In this year’s top two categories for film — best drama and best comedy — none are helmed by women and few even focus on women as the main stories. Drama includes 1917, The Irishman, Joker, Marriage Story, and The Two Popes. Of those, Noah Baumbach’s Marriage Story is the outlier which tells the complex, emotional divorce proceedings between characters played by Adam Driver and Scarlett Johansson. Comedy includes Dolemite Is My Name, Jojo Rabbit, Knives Out, Once Upon a Time… in Hollywood, and Rocketman. Rian Johnson’s Knives Out centers the “whodunnit?” film around actress Ana de Armas.

Of the films directed by women in 2019, none earned more than two Golden Globe nominations. Gerwig’s Little Women received them for Saoirse Ronan’s performance and Alexandre Desplat’s original score, Wang’s The Farewell received one for Awkwafina’s performance and one for best foreign language film, Frozen 2 (co-directed by Jennifer Lee) earned nominations for best animated film and best original song, and Lemmons’ Harriet received nominations for Cynthia Erivo’s performance and original song. Those that earned one nomination each were Heller’s A Beautiful Day in the Neighborhood, for Tom Hanks’ performance; Wilde’s Booksmart, for Beanie Feldstein’s performance; Scafaria’s Hustlers, for Jennifer Lopez’s performance; Nisha Ganatra’s Late Night, for Emma Thompson’s performance; and Sciamma’s Portrait of a Lady on Fire, for foreign language film.

Many of these films and directors entered awards season with tremendous buzz from critics and pundits. The HFPA seems specifically behind the times with Gerwig, who was snubbed previously for directing Lady Bird and later earned a best director nomination for the Oscars. This year, Little Women has been glowing through the awards race.
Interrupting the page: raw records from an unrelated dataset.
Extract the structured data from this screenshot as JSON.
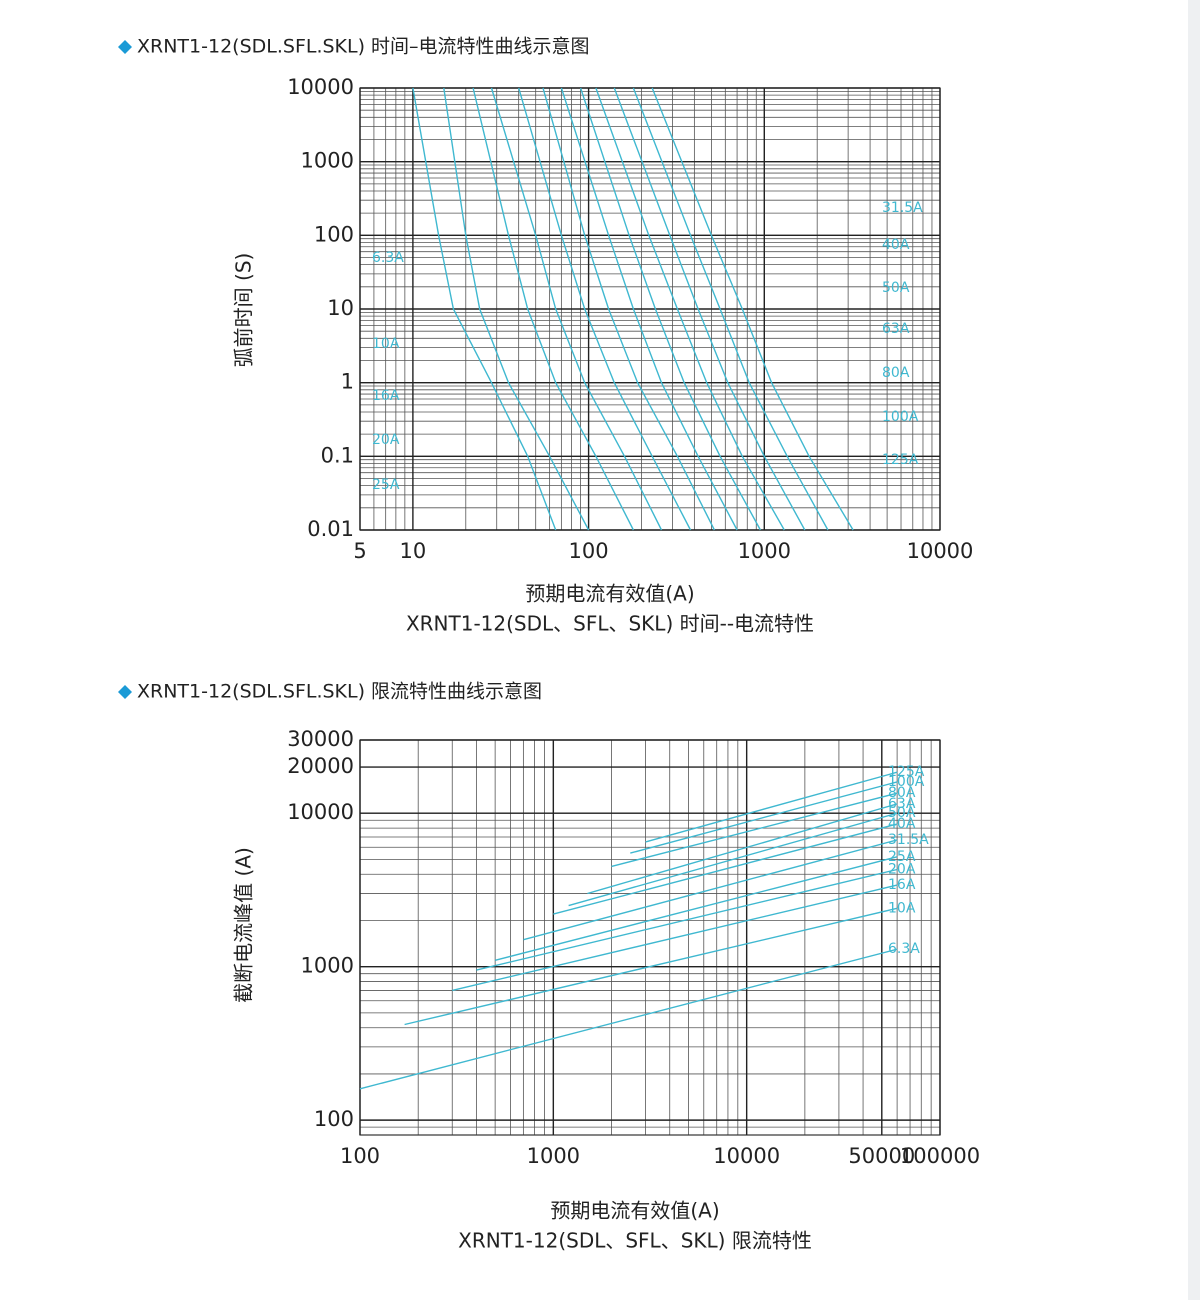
{
  "chart_data": [
    {
      "type": "line",
      "title": "XRNT1-12(SDL.SFL.SKL) 时间–电流特性曲线示意图",
      "y_label": "弧前时间 (S)",
      "x_label": "预期电流有效值(A)",
      "caption": "XRNT1-12(SDL、SFL、SKL) 时间--电流特性",
      "log_x": true,
      "log_y": true,
      "grid": true,
      "xlim": [
        5,
        10000
      ],
      "ylim": [
        0.01,
        10000
      ],
      "xticks": [
        5,
        10,
        100,
        1000,
        10000
      ],
      "yticks": [
        0.01,
        0.1,
        1,
        10,
        100,
        1000,
        10000
      ],
      "series": [
        {
          "name": "6.3A",
          "color": "#3fb8d0",
          "x": [
            10,
            14,
            17,
            28,
            45,
            65
          ],
          "values": [
            10000,
            100,
            10,
            1,
            0.1,
            0.01
          ]
        },
        {
          "name": "10A",
          "color": "#3fb8d0",
          "x": [
            15,
            20,
            24,
            35,
            60,
            100
          ],
          "values": [
            10000,
            100,
            10,
            1,
            0.1,
            0.01
          ]
        },
        {
          "name": "16A",
          "color": "#3fb8d0",
          "x": [
            22,
            35,
            45,
            65,
            110,
            180
          ],
          "values": [
            10000,
            100,
            10,
            1,
            0.1,
            0.01
          ]
        },
        {
          "name": "20A",
          "color": "#3fb8d0",
          "x": [
            28,
            50,
            65,
            95,
            160,
            260
          ],
          "values": [
            10000,
            100,
            10,
            1,
            0.1,
            0.01
          ]
        },
        {
          "name": "25A",
          "color": "#3fb8d0",
          "x": [
            40,
            70,
            95,
            140,
            230,
            380
          ],
          "values": [
            10000,
            100,
            10,
            1,
            0.1,
            0.01
          ]
        },
        {
          "name": "31.5A",
          "color": "#3fb8d0",
          "x": [
            55,
            95,
            130,
            190,
            320,
            520
          ],
          "values": [
            10000,
            100,
            10,
            1,
            0.1,
            0.01
          ]
        },
        {
          "name": "40A",
          "color": "#3fb8d0",
          "x": [
            70,
            130,
            180,
            260,
            420,
            700
          ],
          "values": [
            10000,
            100,
            10,
            1,
            0.1,
            0.01
          ]
        },
        {
          "name": "50A",
          "color": "#3fb8d0",
          "x": [
            90,
            170,
            240,
            350,
            560,
            950
          ],
          "values": [
            10000,
            100,
            10,
            1,
            0.1,
            0.01
          ]
        },
        {
          "name": "63A",
          "color": "#3fb8d0",
          "x": [
            110,
            220,
            320,
            470,
            750,
            1300
          ],
          "values": [
            10000,
            100,
            10,
            1,
            0.1,
            0.01
          ]
        },
        {
          "name": "80A",
          "color": "#3fb8d0",
          "x": [
            140,
            290,
            420,
            620,
            1000,
            1700
          ],
          "values": [
            10000,
            100,
            10,
            1,
            0.1,
            0.01
          ]
        },
        {
          "name": "100A",
          "color": "#3fb8d0",
          "x": [
            180,
            380,
            560,
            820,
            1350,
            2300
          ],
          "values": [
            10000,
            100,
            10,
            1,
            0.1,
            0.01
          ]
        },
        {
          "name": "125A",
          "color": "#3fb8d0",
          "x": [
            230,
            500,
            750,
            1100,
            1800,
            3200
          ],
          "values": [
            10000,
            100,
            10,
            1,
            0.1,
            0.01
          ]
        }
      ]
    },
    {
      "type": "line",
      "title": "XRNT1-12(SDL.SFL.SKL) 限流特性曲线示意图",
      "y_label": "截断电流峰值 (A)",
      "x_label": "预期电流有效值(A)",
      "caption": "XRNT1-12(SDL、SFL、SKL) 限流特性",
      "log_x": true,
      "log_y": true,
      "grid": true,
      "xlim": [
        100,
        100000
      ],
      "ylim": [
        80,
        30000
      ],
      "xticks": [
        100,
        1000,
        10000,
        50000,
        100000
      ],
      "yticks": [
        100,
        1000,
        10000,
        20000,
        30000
      ],
      "series": [
        {
          "name": "6.3A",
          "color": "#3fb8d0",
          "x": [
            100,
            60000
          ],
          "values": [
            160,
            1300
          ]
        },
        {
          "name": "10A",
          "color": "#3fb8d0",
          "x": [
            170,
            60000
          ],
          "values": [
            420,
            2400
          ]
        },
        {
          "name": "16A",
          "color": "#3fb8d0",
          "x": [
            300,
            60000
          ],
          "values": [
            700,
            3400
          ]
        },
        {
          "name": "20A",
          "color": "#3fb8d0",
          "x": [
            400,
            60000
          ],
          "values": [
            950,
            4300
          ]
        },
        {
          "name": "25A",
          "color": "#3fb8d0",
          "x": [
            500,
            60000
          ],
          "values": [
            1100,
            5200
          ]
        },
        {
          "name": "31.5A",
          "color": "#3fb8d0",
          "x": [
            700,
            60000
          ],
          "values": [
            1500,
            6700
          ]
        },
        {
          "name": "40A",
          "color": "#3fb8d0",
          "x": [
            1000,
            60000
          ],
          "values": [
            2200,
            8500
          ]
        },
        {
          "name": "50A",
          "color": "#3fb8d0",
          "x": [
            1200,
            60000
          ],
          "values": [
            2500,
            10000
          ]
        },
        {
          "name": "63A",
          "color": "#3fb8d0",
          "x": [
            1500,
            60000
          ],
          "values": [
            3000,
            11500
          ]
        },
        {
          "name": "80A",
          "color": "#3fb8d0",
          "x": [
            2000,
            60000
          ],
          "values": [
            4500,
            13500
          ]
        },
        {
          "name": "100A",
          "color": "#3fb8d0",
          "x": [
            2500,
            60000
          ],
          "values": [
            5500,
            16000
          ]
        },
        {
          "name": "125A",
          "color": "#3fb8d0",
          "x": [
            3000,
            60000
          ],
          "values": [
            6500,
            18500
          ]
        }
      ]
    }
  ]
}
Since premiering at the Cannes Film Festival — where Sciamma won two top awards, including the coveted best screenplay honor — Portrait of a Lady on Fire felt like a frontrunner, with many critics hailing it as one of the year’s best films. Though it didn’t earn an impressive box-office haul, Wilde’s Booksmart struck a nerve with critics. Additional buzz has been focused around The Farewell and Hustlers.

Perhaps the Academy of Motion Picture Arts and Sciences will do better.